Got it. And it's pretty clear, I think, that from regulators that, at least within hypertension, this is an area that you don't need outcomes trials, that blood pressure is a sufficient and registrational end point. But I just wanted to confirm that's kind of how you guys are thinking about sort of the ultimate pathway here.

It is. It is exactly. We believe that the primary end point would be blood pressure reduction, statistically significant reductions in blood pressure. And that should make a clear path to a Phase III study.

This is certainly an area that, I think, gets a lot of focus. Is this, would you say, is in your wheelhouse of potentially bringing to market for Ionis? Or is this more of a partnership candidate longer term?

I think that you could see this -- we can see this more as a partnership candidate. This is a patient population that's millions and millions of patients. And I think that the value from this drug could be maximized by putting it in the hands of a big pharmaceutical company that has not only the development capabilities and capacity for the -- for very large Phase III studies, but probably, at least as importantly, the commercial reach. Because these patients are going to be treated by a variety of different physicians. We want to make sure that we've got really the commercial reach across the world to get this drug out to the hands of patients. And I think a big pharmaceutical company, they already have that type of commercial infrastructure and capacity. For Ionis to build it would mean really redirecting resources from opportunities that we think are better suited for us internally. And so we would look to this as a good partnering opportunity.

Okay. And I guess one of the other ones you mentioned, TTR LICA, as we think about the current TTR silencer space right now, what do you think is the key to shifting the competitive balance with Alnylam in the market? Do you think as we go to the LICA formulation, they have their longer-acting approach? Do you -- I imagine, convenience is not going to be the driver here. Ultimately, do you feel like this is all going to come down to the outcomes data in cardiomyopathy? Maybe if you can just talk about how you guys are starting to see the swing factors that are most important once those programs mature?

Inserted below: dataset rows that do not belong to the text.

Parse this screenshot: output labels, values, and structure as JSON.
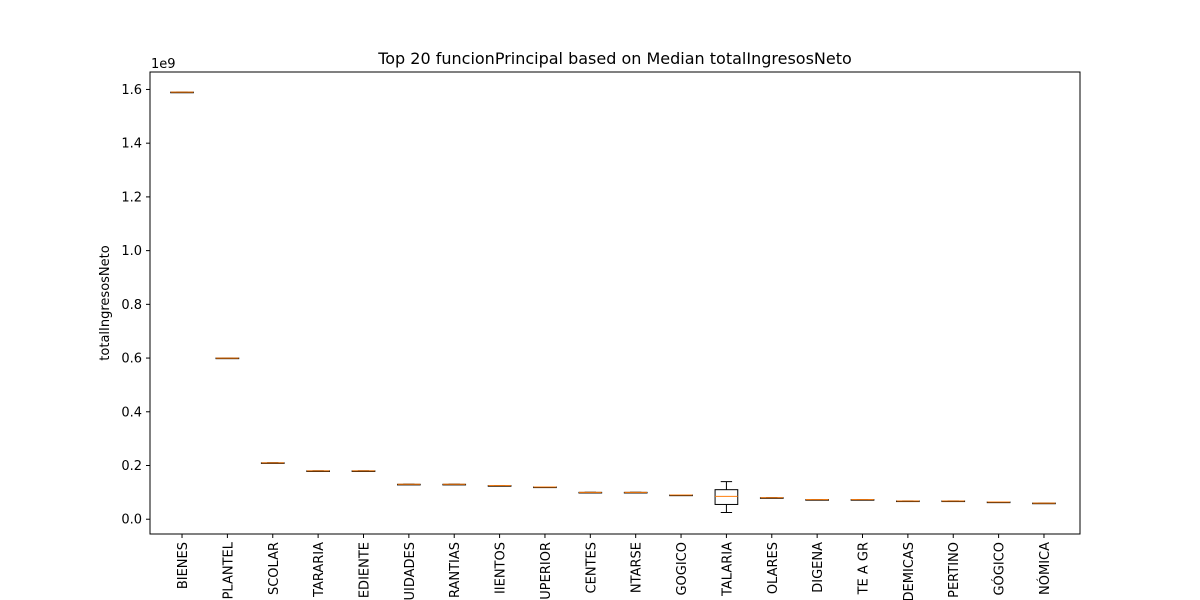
{
  "chart_data": {
    "type": "box",
    "title": "Top 20 funcionPrincipal based on Median totalIngresosNeto",
    "ylabel": "totalIngresosNeto",
    "xlabel": "",
    "y_multiplier_label": "1e9",
    "ylim": [
      -0.055,
      1.665
    ],
    "yticks": [
      0.0,
      0.2,
      0.4,
      0.6,
      0.8,
      1.0,
      1.2,
      1.4,
      1.6
    ],
    "ytick_labels": [
      "0.0",
      "0.2",
      "0.4",
      "0.6",
      "0.8",
      "1.0",
      "1.2",
      "1.4",
      "1.6"
    ],
    "categories": [
      "BIENES",
      "PLANTEL",
      "SCOLAR",
      "TARARIA",
      "EDIENTE",
      "UIDADES",
      "RANTIAS",
      "IIENTOS",
      "UPERIOR",
      "CENTES",
      "NTARSE",
      "GOGICO",
      "TALARIA",
      "OLARES",
      "DIGENA",
      "TE A GR",
      "DEMICAS",
      "PERTINO",
      "GÓGICO",
      "NÓMICA"
    ],
    "boxes": [
      {
        "whislo": 1.59,
        "q1": 1.59,
        "med": 1.59,
        "q3": 1.59,
        "whishi": 1.59
      },
      {
        "whislo": 0.6,
        "q1": 0.6,
        "med": 0.6,
        "q3": 0.6,
        "whishi": 0.6
      },
      {
        "whislo": 0.21,
        "q1": 0.21,
        "med": 0.21,
        "q3": 0.21,
        "whishi": 0.21
      },
      {
        "whislo": 0.18,
        "q1": 0.18,
        "med": 0.18,
        "q3": 0.18,
        "whishi": 0.18
      },
      {
        "whislo": 0.18,
        "q1": 0.18,
        "med": 0.18,
        "q3": 0.18,
        "whishi": 0.18
      },
      {
        "whislo": 0.13,
        "q1": 0.13,
        "med": 0.13,
        "q3": 0.13,
        "whishi": 0.13
      },
      {
        "whislo": 0.13,
        "q1": 0.13,
        "med": 0.13,
        "q3": 0.13,
        "whishi": 0.13
      },
      {
        "whislo": 0.125,
        "q1": 0.125,
        "med": 0.125,
        "q3": 0.125,
        "whishi": 0.125
      },
      {
        "whislo": 0.12,
        "q1": 0.12,
        "med": 0.12,
        "q3": 0.12,
        "whishi": 0.12
      },
      {
        "whislo": 0.1,
        "q1": 0.1,
        "med": 0.1,
        "q3": 0.1,
        "whishi": 0.1
      },
      {
        "whislo": 0.1,
        "q1": 0.1,
        "med": 0.1,
        "q3": 0.1,
        "whishi": 0.1
      },
      {
        "whislo": 0.09,
        "q1": 0.09,
        "med": 0.09,
        "q3": 0.09,
        "whishi": 0.09
      },
      {
        "whislo": 0.025,
        "q1": 0.055,
        "med": 0.085,
        "q3": 0.11,
        "whishi": 0.14
      },
      {
        "whislo": 0.08,
        "q1": 0.08,
        "med": 0.08,
        "q3": 0.08,
        "whishi": 0.08
      },
      {
        "whislo": 0.073,
        "q1": 0.073,
        "med": 0.073,
        "q3": 0.073,
        "whishi": 0.073
      },
      {
        "whislo": 0.073,
        "q1": 0.073,
        "med": 0.073,
        "q3": 0.073,
        "whishi": 0.073
      },
      {
        "whislo": 0.068,
        "q1": 0.068,
        "med": 0.068,
        "q3": 0.068,
        "whishi": 0.068
      },
      {
        "whislo": 0.068,
        "q1": 0.068,
        "med": 0.068,
        "q3": 0.068,
        "whishi": 0.068
      },
      {
        "whislo": 0.064,
        "q1": 0.064,
        "med": 0.064,
        "q3": 0.064,
        "whishi": 0.064
      },
      {
        "whislo": 0.06,
        "q1": 0.06,
        "med": 0.06,
        "q3": 0.06,
        "whishi": 0.06
      }
    ],
    "grid": false,
    "colors": {
      "box": "#000000",
      "median": "#ff7f0e"
    }
  }
}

Yes. So I think we feel very strongly that we've got a strong drug, a great drug in TTR LICA. I keep having to remember to say eplontersen. We've got its new generic name. And so we've got a great drug in that. And we've designed the Phase III study in cardiomyopathy to really ensure commercial success against, first and foremost, tafamidis. Because if you think about it, with Pfizer developing the market in cardiomyopathy today, tafamidis is going to be really the first competitive hurdle for the silencers. And so we feel confident that we have a Phase III design that's going to allow us to do that. And then I think from there, we feel like we'll be able to compete very effectively with the other silencers in the market. And it's a huge market opportunity. I think it's in excess of 250,000 patients. Right now, Pfizer speaks of it as a $10 billion market. I think that's going to only continue to grow. So I think there's room for multiple players. And I think the design of our Phase III study should put us in a really strong position to be able to compete very effectively in that market.

Got it. All right. Well, I know we're up against our time. But Beth, thank you so much for joining us at the conference and really appreciate your time and insights.

Thank you. It's great to be here. Thank you.

All right. Well, with that, operator, we can wrap up the call.